From now on and well into summer, it is planting and growing time. Spring and summer are the two main times when the garden will change its shape and colours and textures. As summer moves on there is dead-heading to be done to keep the plants flowering. Pick flowers and more appear.  As the year moves on vegetables are harvested. There is NOTHING like vegetables just harvested!  Most of us don’t make much out of growing and harvesting vegetables and fruit, but the pleasure of the taste cannot be beaten. What to do with the harvest? Freeze it, bottle it, turn it into sauces, chutneys and so on! Season watchers can also become producers. What pleasures!


Then August and the holiday season seems to evaporate and suddenly the days don’t seem so long and there is a nip in the air. Leaves start turning brown or red or yellow and the season of bonfires (not very pc these days sadly) and composting is upon us. Straggly plants need tidying up, cutting back, dividing up. It is the time of the great autumn cleanup, a satisfying time after the garden has run amok for so many months.


Oh, so much more we could write but this is probably enough to say look up, look out and enjoy the wonder of the climate we have in this part of the world. So often the word is changeable; just when we think the rain has settled in for another week, the clouds disappear and sun prevails.

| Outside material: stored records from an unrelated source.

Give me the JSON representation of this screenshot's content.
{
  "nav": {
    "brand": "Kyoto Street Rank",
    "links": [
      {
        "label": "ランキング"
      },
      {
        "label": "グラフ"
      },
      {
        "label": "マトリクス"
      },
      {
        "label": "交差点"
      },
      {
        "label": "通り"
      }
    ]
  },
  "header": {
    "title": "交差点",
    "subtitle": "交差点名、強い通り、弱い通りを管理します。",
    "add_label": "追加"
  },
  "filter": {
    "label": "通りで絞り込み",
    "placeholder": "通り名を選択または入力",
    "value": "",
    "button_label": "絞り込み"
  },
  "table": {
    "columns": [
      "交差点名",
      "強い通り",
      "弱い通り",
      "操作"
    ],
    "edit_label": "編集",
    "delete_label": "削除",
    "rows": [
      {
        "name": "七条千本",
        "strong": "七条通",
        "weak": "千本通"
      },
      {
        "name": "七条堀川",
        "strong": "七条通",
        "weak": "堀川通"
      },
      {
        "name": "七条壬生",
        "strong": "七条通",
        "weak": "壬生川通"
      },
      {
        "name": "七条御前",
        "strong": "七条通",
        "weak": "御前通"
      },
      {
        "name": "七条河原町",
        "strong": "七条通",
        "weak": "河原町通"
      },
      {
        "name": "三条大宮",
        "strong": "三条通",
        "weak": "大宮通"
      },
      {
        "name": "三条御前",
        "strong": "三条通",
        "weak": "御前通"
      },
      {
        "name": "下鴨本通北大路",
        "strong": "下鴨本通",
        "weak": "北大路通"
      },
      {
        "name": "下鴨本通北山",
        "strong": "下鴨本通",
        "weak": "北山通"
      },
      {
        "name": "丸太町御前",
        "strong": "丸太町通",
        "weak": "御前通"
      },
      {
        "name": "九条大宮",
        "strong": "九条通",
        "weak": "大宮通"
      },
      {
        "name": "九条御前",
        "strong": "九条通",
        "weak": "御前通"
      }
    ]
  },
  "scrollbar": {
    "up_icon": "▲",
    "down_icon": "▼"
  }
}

The next talk is of droughts and hose-pipe bans. Frosts come and go. Sun comes and goes, Rain comes and goes, and every now and then snow comes and stays and then goes. What a mixed bag we experience, and if you spend time outside you become even more aware of it and the wonders of the changing garden around you. Change is here to stay, as they say.

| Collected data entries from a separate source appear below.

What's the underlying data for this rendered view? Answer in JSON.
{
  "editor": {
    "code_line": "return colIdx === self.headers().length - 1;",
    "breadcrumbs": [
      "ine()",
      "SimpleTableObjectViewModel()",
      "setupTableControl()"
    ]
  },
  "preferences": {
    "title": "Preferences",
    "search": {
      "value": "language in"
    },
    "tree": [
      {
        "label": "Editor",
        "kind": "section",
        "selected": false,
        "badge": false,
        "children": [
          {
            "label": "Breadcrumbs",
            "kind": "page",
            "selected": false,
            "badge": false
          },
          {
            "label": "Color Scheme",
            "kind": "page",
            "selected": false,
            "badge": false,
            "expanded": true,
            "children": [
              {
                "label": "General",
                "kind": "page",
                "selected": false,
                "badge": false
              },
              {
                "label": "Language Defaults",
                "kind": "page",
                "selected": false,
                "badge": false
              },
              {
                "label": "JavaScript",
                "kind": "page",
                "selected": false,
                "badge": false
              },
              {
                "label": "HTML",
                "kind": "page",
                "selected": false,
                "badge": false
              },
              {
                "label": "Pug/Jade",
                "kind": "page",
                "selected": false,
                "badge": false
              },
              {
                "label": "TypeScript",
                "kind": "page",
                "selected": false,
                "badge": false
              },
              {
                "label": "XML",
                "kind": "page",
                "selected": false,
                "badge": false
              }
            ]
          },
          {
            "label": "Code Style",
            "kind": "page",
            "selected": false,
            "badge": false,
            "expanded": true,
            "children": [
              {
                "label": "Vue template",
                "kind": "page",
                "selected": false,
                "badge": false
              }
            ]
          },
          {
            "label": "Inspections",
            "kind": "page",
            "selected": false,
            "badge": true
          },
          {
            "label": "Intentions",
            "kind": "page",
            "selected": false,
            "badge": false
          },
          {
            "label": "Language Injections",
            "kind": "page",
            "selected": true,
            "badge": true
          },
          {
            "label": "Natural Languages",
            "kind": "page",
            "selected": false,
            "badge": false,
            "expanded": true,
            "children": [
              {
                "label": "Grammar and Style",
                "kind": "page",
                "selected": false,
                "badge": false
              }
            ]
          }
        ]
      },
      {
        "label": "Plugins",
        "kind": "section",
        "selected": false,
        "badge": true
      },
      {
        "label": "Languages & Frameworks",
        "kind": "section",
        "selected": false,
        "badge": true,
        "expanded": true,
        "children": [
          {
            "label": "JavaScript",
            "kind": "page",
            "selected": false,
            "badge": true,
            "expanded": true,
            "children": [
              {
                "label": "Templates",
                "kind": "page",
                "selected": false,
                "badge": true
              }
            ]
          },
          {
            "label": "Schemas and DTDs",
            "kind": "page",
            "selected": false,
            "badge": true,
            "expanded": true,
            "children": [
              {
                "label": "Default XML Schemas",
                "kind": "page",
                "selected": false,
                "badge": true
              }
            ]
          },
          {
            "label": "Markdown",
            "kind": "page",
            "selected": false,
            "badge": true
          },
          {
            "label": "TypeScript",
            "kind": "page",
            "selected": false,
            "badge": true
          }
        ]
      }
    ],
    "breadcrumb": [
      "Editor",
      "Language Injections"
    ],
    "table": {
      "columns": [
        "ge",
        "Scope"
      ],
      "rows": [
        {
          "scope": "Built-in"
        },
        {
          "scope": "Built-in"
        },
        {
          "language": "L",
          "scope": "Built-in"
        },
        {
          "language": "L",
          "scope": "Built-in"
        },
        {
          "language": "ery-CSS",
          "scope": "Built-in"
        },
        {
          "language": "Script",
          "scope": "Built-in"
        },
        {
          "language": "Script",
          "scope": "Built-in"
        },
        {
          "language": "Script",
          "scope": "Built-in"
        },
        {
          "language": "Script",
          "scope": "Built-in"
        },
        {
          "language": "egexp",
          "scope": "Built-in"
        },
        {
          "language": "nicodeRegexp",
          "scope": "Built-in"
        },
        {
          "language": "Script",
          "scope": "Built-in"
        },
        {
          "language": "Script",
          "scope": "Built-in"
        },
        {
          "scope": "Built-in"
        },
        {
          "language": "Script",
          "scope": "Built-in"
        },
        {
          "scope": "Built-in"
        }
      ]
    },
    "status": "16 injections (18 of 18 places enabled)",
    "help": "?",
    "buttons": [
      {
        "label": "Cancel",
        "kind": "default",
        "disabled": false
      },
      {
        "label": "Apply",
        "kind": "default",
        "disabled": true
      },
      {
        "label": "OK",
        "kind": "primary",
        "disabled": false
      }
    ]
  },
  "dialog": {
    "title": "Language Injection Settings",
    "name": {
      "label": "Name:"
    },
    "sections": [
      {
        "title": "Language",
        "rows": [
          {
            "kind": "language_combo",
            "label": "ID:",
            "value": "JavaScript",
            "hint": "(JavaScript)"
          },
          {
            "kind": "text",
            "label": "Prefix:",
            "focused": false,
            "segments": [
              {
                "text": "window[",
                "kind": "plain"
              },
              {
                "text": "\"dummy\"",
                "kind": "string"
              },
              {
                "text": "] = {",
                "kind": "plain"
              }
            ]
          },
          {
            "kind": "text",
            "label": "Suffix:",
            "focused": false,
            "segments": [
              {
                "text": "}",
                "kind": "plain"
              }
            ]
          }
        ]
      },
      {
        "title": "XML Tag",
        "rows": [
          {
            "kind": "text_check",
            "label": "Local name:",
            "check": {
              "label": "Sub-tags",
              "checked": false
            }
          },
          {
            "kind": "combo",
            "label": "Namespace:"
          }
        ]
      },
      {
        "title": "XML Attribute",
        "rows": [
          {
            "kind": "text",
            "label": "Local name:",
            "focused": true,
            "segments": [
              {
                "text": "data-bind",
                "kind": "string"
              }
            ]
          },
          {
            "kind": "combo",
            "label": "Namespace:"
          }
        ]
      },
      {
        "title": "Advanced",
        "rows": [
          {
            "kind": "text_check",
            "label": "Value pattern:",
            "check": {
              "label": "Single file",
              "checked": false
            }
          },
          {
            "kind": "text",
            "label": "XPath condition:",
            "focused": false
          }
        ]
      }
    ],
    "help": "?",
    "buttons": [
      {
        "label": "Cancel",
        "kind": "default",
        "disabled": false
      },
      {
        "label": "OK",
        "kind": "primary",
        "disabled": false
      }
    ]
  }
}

We no doubt each have our favourite seasons. Mine are spring and autumn. Summer is good and winter is bad. Spring is wonderful as new life appears, autumn is wonderful as it all slows down and amazing colours appear in the trees. Summer – if hot – I like, but actually if it pours with rain that’s not fun, and if there is a drought everything in the garden takes on a grey and tired look. Winter! OK for children and young enthusiasts, but I could do away with snow and ice. Cold I don’t mind as long as there is a blue sky to go with it!  Grey, I can do without!  Grey makes the garden look dull. Sun makes the garden look wonderful, whatever time of year it is. More sun please!


So there we are, enjoy the seasons as you can. Watch the changes that take place and marvel at this incredible world. If you wanted a subject for a photographic study it would be the clothes people wear in the different seasons – or what they have on their feet, but that is a whole other area of fascinating investigation. The seasons have a lot to answer for!